Un día, un secretario de la oficina del jefe de departamento vino a verlo directamente sin pasar por los escalones jerárquicos habituales. Le pidió que fuera a ver de inmediato a su directora. Comprendió que no se trataba en absoluto de un asunto laboral. La directora, la camarada Wang Qi, una mujer de mediana edad, afable y reservada, estaba sentada detrás de una mesa ancha, cuyas dimensiones correspondían a su cargo de dirigente. Se levantó y cerró la puerta de la habitación, acción un tanto inusitada y que le puso nervioso al instante. Le invitó a sentarse en un largo sofá, aunque ella se sentó en un sillón de cuero, antes de mostrar voluntariamente una cara más conciliadora.
– Mi trabajo me ocupa mucho tiempo. -Era la pura verdad-. No tengo tiempo para charlar con vosotros, los estudiantes que acabáis de llegar. ¿Desde cuándo estás aquí?
Él le contestó.
– ¿Ya te has acostumbrado a este trabajo?
El afirmó con la cabeza.
– He oído decir que eres muy inteligente, que enseguida has sabido estar a la altura de la situación, y que encima escribes en tu tiempo libre.
Ella lo sabía todo de él.
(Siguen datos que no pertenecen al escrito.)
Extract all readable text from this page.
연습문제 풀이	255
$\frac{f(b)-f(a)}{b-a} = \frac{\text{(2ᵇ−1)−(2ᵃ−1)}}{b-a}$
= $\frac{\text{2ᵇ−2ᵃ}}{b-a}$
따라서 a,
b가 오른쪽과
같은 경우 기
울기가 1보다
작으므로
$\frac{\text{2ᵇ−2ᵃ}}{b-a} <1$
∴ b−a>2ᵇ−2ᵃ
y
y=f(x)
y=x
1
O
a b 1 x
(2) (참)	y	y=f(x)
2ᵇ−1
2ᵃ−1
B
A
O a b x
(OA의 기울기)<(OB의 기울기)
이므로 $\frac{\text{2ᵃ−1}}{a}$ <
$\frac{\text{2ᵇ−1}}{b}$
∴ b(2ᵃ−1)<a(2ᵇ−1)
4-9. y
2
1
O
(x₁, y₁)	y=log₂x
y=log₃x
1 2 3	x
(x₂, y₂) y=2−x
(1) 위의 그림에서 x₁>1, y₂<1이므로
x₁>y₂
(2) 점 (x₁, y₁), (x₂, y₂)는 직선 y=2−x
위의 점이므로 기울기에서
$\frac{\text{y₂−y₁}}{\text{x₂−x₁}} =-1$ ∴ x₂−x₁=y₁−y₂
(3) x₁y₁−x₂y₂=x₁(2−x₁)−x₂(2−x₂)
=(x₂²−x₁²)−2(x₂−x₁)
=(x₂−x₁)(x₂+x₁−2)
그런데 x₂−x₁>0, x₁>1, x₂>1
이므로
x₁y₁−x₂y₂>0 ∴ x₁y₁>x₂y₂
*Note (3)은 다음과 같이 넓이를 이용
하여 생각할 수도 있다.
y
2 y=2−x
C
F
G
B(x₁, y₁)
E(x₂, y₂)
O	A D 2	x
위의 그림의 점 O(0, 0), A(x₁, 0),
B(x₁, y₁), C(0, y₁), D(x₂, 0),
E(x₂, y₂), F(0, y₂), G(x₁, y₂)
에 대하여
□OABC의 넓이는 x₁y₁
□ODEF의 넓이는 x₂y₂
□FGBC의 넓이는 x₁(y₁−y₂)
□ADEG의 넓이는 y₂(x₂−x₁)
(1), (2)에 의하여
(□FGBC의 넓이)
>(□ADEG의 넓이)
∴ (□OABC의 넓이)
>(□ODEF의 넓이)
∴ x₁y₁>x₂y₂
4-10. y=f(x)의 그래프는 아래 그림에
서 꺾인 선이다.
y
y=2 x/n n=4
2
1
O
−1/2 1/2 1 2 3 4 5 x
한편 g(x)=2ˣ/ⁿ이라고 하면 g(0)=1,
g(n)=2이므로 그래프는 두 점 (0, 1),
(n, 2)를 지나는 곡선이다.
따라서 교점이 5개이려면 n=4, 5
Le habían informado de todo. Y acabó previniéndole.
– Eso no debe influir en tu trabajo.
Volvió a inclinar la cabeza en señal de comprensión. ¡Menos mal que nadie sabía qué cosas escribía!
– ¿Tienes novia?
Ella fue directamente al grano. Él se sobresaltó y dijo que no, pero sintió cómo se sonrojaba.
– Puedes reflexionar sobre ello y encontrar un buen partido. -Insistió en lo de buen partido-. Pero todavía eres demasiado joven para casarte. Si trabajas bien para la revolución, los problemas de tu vida personal se resolverán fácilmente.
Hablaba de todo eso de forma anodina, con un tono de voz tranquilo, pero aquella conversación formaba parte del trabajo revolucionario. De hecho, no se trataba de una simple charla, y antes de levantarse para abrir la puerta, le hizo una observación:
– Me ha llegado a los oídos que ha habido reacciones entre las masas; tu relación con Xiao Lin es demasiado íntima. Si es una relación entre compañeros que trabajan juntos, no hay nada malo en ello, pero hay que tener cuidado con las consecuencias. La organización quiere que los jóvenes tengan una evolución sana.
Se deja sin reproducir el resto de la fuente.